QUATRIÈME SECTION
DÉCISION
SUR LA RECEVABILITÉ
de la requête n° 52962/99
présentée par Aida et Caterina Raffio
contre l’Italie
La Cour européenne des Droits de l’Homme (quatrième section), siégeant le 22 mars 2001 en une chambre composée de
MM.G. Ress, président,
A. Pastor Ridruejo,
L. Caflisch,
J. Makarczyk,
I. Cabral Barreto,
MmeN. Vajić,
M.M. Pellonpää, juges,
et deM.V. Berger, greffier de section,
Vu la requête susmentionnée introduite le 31 octobre 1997 et enregistrée le 26 novembre 1999 ;
Après avoir délibéré, rend la décision suivante :
EN FAIT
Les requérantes sont des ressortissantes italiennes, nées respectivement en 1947 et 1941 et résidant à Bénévent. Elles sont représentées devant la Cour par Me Giovanni Romano, avocat à Bénévent.
Le 24 janvier 1987, les requérantes assignèrent la société à responsabilité limitée I. devant le tribunal de Bénévent afin d’obtenir la résolution d’un contrat préliminaire de vente d’un terrain leur appartenant et la réparation des dommages subis.
La mise en état de l’affaire commença le 27 avril 1987. Après un renvoi d’office, le 11 janvier 1988 la défenderesse demanda un renvoi en raison d’un empêchement de l’avocat. Après une audience, par une ordonnance du 4 juillet 1988, le juge ordonna la mise en cause de M. G., qui intervint dans la procédure le 28 novembre 1988. Le jour venu, ce dernier demanda la mise en cause d’un tiers. Des cinq audiences prévues entre le 4 décembre 1989 et le 15 avril 1991, deux furent reportées d’office et trois furent renvoyées pour la présentation des conclusions. Le 24 juin 1991, M. G. renonça à mettre en cause la tierce personne et le juge fixa l’audience pour la présentation des conclusions au 23 septembre 1991.
L’audience de plaidoiries prévue pour le 2 février 1993 fut reportée d’office en raison de la mutation du juge de la mise en état. Le 26 février 1993, les requérantes présentèrent une demande tendant à ce que la date de l’audience fût fixée. Par une ordonnance du 4 mars 1993, le président du tribunal fixa la date au 21 septembre 1993. Cette audience n’aurait pas eu lieu. Le 5 octobre 1993, le juge ajourna l’affaire au 15 mars 1994 en raison de la grève des avocats. Par une ordonnance du 21 juin 1994, le tribunal invita les parties à verser des documents au dossier. Le 19 janvier 1995, le juge ajourna l’affaire au 20 mars 1995. Cette audience fut reportée d’office au 23 mars et, par la suite, au 22 juin 1995. Entre-temps, le 29 mars 1995, les requérantes présentèrent une demande tendant à ce que la date de l’audience fût avancée. Celle-ci se tint le 20 avril 1995. Après deux renvois d’office, le 30 janvier 1997 les parties présentèrent leurs conclusions et l’audience de plaidoiries devant la chambre compétente se tint le 17 mars 1998.

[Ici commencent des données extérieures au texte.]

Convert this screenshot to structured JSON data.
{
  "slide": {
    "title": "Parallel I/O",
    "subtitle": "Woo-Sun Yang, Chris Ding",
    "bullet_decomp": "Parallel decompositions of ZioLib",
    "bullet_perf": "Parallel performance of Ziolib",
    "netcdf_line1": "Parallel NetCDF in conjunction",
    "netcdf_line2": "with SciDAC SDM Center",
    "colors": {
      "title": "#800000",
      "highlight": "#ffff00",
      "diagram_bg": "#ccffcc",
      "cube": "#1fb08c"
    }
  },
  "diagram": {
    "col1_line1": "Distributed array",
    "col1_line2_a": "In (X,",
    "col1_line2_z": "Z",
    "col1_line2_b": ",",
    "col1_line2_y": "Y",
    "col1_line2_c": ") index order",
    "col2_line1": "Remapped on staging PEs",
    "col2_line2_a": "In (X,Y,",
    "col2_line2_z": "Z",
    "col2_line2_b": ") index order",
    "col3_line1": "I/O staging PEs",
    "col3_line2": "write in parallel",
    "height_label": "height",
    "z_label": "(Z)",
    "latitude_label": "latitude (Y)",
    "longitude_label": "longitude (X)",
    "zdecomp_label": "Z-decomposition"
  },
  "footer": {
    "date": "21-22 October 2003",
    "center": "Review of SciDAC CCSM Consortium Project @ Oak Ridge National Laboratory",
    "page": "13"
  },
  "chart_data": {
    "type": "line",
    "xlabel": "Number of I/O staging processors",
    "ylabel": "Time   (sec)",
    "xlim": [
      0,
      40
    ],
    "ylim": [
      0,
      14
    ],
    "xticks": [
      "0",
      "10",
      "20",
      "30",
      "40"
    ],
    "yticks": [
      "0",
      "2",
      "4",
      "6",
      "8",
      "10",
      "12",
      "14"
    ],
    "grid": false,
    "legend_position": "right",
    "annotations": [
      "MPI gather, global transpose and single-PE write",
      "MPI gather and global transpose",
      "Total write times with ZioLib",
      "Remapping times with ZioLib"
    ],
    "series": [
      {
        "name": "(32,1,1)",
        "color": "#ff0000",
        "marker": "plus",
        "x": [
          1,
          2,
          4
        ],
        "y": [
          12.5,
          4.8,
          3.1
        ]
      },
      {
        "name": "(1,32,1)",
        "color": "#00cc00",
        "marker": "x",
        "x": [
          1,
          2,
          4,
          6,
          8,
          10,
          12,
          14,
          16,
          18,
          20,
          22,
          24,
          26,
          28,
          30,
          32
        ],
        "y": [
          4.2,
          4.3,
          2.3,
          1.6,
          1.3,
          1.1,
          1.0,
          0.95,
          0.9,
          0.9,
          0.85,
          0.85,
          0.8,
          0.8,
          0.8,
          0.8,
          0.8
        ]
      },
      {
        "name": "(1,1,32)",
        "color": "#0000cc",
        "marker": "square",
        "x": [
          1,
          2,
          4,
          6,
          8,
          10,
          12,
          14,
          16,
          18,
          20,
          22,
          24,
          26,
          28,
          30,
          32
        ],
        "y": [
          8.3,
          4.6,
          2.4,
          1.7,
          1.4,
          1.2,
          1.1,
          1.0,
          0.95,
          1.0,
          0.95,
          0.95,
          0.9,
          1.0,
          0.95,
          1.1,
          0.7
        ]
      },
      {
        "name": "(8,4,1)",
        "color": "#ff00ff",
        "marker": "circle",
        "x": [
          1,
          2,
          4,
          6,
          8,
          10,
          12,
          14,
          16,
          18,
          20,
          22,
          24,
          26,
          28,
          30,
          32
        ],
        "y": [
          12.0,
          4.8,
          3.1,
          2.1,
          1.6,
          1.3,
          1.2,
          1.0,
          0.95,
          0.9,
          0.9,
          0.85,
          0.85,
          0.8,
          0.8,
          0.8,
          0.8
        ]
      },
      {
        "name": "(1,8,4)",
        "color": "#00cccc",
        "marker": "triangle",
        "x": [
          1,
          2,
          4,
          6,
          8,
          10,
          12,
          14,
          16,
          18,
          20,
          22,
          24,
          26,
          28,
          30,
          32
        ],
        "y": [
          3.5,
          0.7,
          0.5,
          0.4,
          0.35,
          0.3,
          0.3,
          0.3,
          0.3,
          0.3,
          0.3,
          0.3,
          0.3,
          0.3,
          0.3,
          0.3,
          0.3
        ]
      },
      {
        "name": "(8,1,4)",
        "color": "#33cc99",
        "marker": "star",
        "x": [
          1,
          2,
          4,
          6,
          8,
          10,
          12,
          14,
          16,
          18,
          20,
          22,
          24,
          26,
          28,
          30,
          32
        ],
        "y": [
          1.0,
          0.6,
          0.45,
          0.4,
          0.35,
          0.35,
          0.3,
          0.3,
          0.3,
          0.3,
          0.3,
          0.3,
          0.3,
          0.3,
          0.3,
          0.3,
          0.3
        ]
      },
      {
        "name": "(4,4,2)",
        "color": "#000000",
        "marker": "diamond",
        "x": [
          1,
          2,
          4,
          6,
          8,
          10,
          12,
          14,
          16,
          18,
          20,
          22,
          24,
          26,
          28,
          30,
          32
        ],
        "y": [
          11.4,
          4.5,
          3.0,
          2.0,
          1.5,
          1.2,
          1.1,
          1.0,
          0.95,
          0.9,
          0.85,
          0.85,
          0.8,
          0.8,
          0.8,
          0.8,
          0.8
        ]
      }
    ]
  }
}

Par un jugement du même jour, dont le texte fut déposé au greffe le 22 mai 1998, le tribunal fit droit à la demande des requérantes.
EN DROIT
1.Le premier grief des requérantes porte sur la durée de la procédure litigieuse. Cette procédure, qui a débuté le 24 janvier 1987 et s’est terminée le 22 mai 1998, a duré environ onze ans et quatre mois pour une instance.
Selon les requérantes, la durée de la procédure ne répond pas à l’exigence du « délai raisonnable » (article 6 § 1 de la Convention). Le Gouvernement s’oppose à cette thèse.
La Cour estime qu’à la lumière des critères qui se dégagent de sa jurisprudence en matière de « délai raisonnable » (complexité de l’affaire, comportement du requérant et des autorités compétentes et enjeu du litige pour le requérant), et compte tenu de l’ensemble des éléments en sa possession, ce grief doit faire l’objet d’un examen au fond.
2.Les requérantes invoquent également l’article 1 du Protocole n° 1 et considèrent qu’elles ont subi une atteinte à leur droit au respect de leurs biens au sens de cette disposition, en raison de la longueur de la procédure.
La Cour estime qu’à la lumière des critères qui se dégagent de sa jurisprudence relative à l’article susmentionné et en particulier quant aux répercussions possibles de la longueur d’une procédure sur le droit garanti par cette disposition, et compte tenu de l’ensemble des éléments en sa possession, ce grief doit aussi faire l’objet d’un examen au fond.
Par ces motifs, la Cour, à l’unanimité,
DÉCLARE LA REQUÊTE RECEVABLE, tous moyens de fond réservés.